Patients with very high triglyceride and chylomicron concentrations usually have a genetic form of the disease and generally are unresponsive to triglyceride-lowering drugs. Treatment for these patients includes very low-fat diets, which may be supplemented with medium-chain triglycerides to minimize production of chylomicrons.
Several studies have compared the efficacy of gemfibrozil and clofibrate in hyperlipoproteinemia. Studies in patients with type IIa, IIb, or IV hyperlipoproteinemia comparing 400 mg of gemfibrozil twice daily (200-mg capsules were used in initial drug trials) with 750 mg of clofibrate twice daily showed that these drugs were equally effective in decreasing serum cholesterol and triglyceride concentrations. Other studies in healthy males and patients with types IIa, IIb, and IV hyperlipoproteinemia indicate that 600 mg of gemfibrozil twice daily or 1 g of clofibrate twice daily produces similar decreases in serum cholesterol and triglycerides. A gemfibrozil dosage of 1.6 g daily produces a greater decrease in total serum triglyceride and VLDL-triglyceride concentrations and a greater increase in HDL-cholesterol than does 2 g of clofibrate daily. Some patients who do not have an adequate therapeutic response to gemfibrozil may respond to clofibrate and vice versa. However, some patients with type IIa, IIb, or IV hyperlipoproteinemia may not respond adequately to either drug even when dosage is increased. Studies that adequately compare gemfibrozil with niacin, probucol (no longer commercially available in the US), or bile acid sequestrants such as cholestyramine are limited.
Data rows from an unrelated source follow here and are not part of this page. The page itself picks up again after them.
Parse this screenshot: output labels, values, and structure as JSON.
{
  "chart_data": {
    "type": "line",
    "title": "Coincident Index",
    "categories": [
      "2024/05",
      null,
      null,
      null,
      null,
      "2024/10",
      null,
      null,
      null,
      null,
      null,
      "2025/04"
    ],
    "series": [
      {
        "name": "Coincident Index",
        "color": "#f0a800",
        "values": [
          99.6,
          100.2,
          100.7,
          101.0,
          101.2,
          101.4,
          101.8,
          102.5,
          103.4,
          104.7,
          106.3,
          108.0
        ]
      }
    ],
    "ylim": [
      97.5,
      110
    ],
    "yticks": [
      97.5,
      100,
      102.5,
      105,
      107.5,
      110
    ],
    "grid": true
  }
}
Gemfibrozil has been used effectively in a very limited number of patients with type III hyperlipoproteinemia to decrease elevated triglyceride and cholesterol concentrations associated with this disorder.
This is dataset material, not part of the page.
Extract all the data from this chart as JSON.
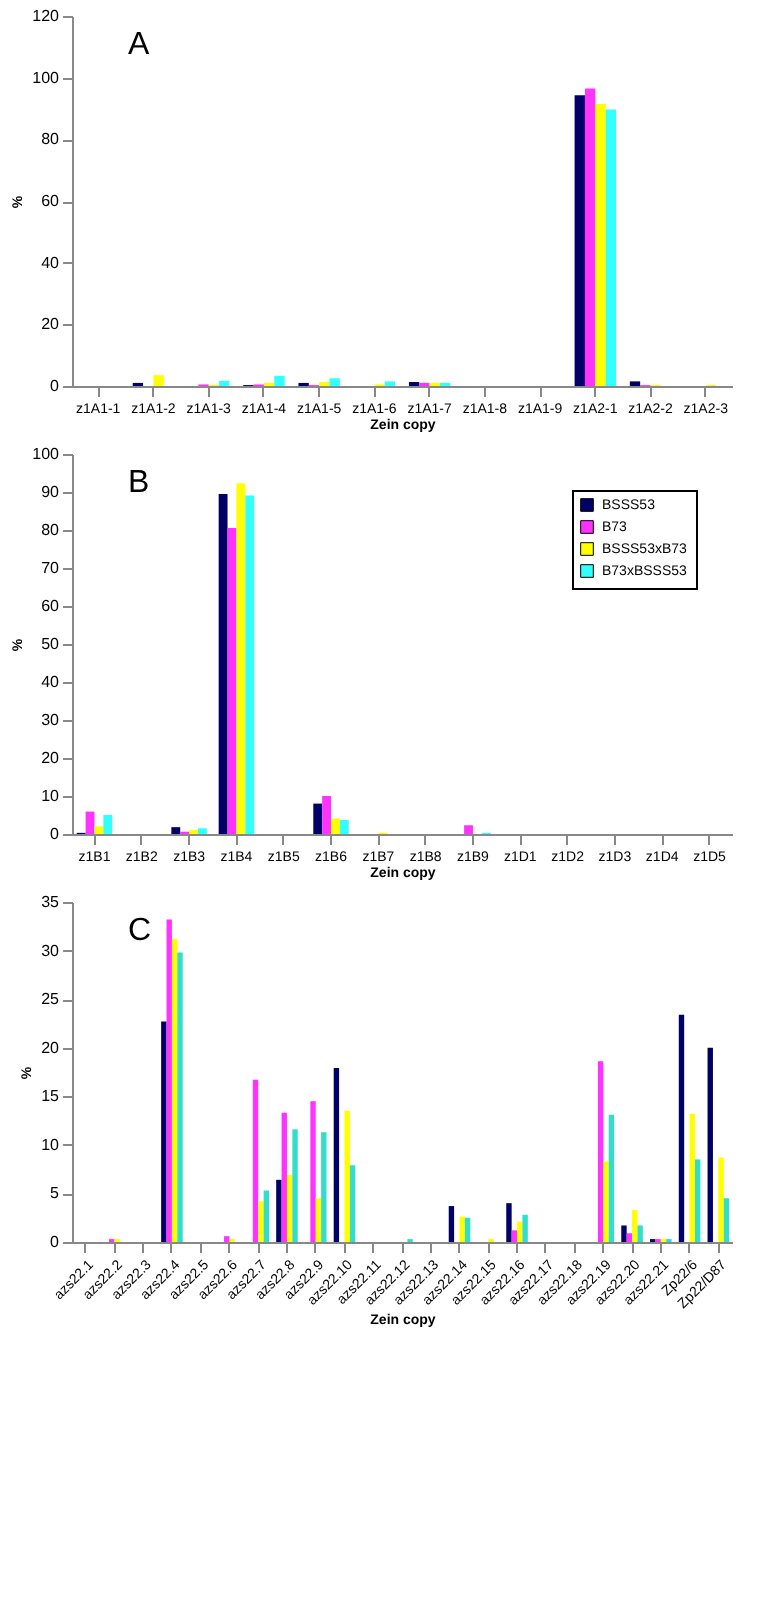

Because therapy with gemfibrozil or other antilipemic agents (i.e., bile acid sequestrants, statins, niacin) has been shown to reduce mortality and nonfatal coronary events (e.g., myocardial infarction) in patients with or without CHD who have normal or elevated cholesterol concentrations, ACC and AHA currently recommend initiation of antilipemic therapy in combination with aspirin, nitrates, and β-adrenergic blockers for the management of chronic stable angina in patients with documented or suspected CHD who have LDL-cholesterol concentrations greater than 130 mg/dL. The ACC and AHA state that the decision to initiate antilipemic therapy in patients with CHD and LDL-cholesterol concentrations of 100-129 mg/dL must be individualized based on clinical judgment of the risks and benefit of such therapy.
For further information on the role of antilipemic therapy in the treatment of lipoprotein disorders, the prevention of cardiovascular events, and other conditions, see General Principles of Antilipemic Therapy in the HMG-CoA Reductase Inhibitors General Statement 24:06.08.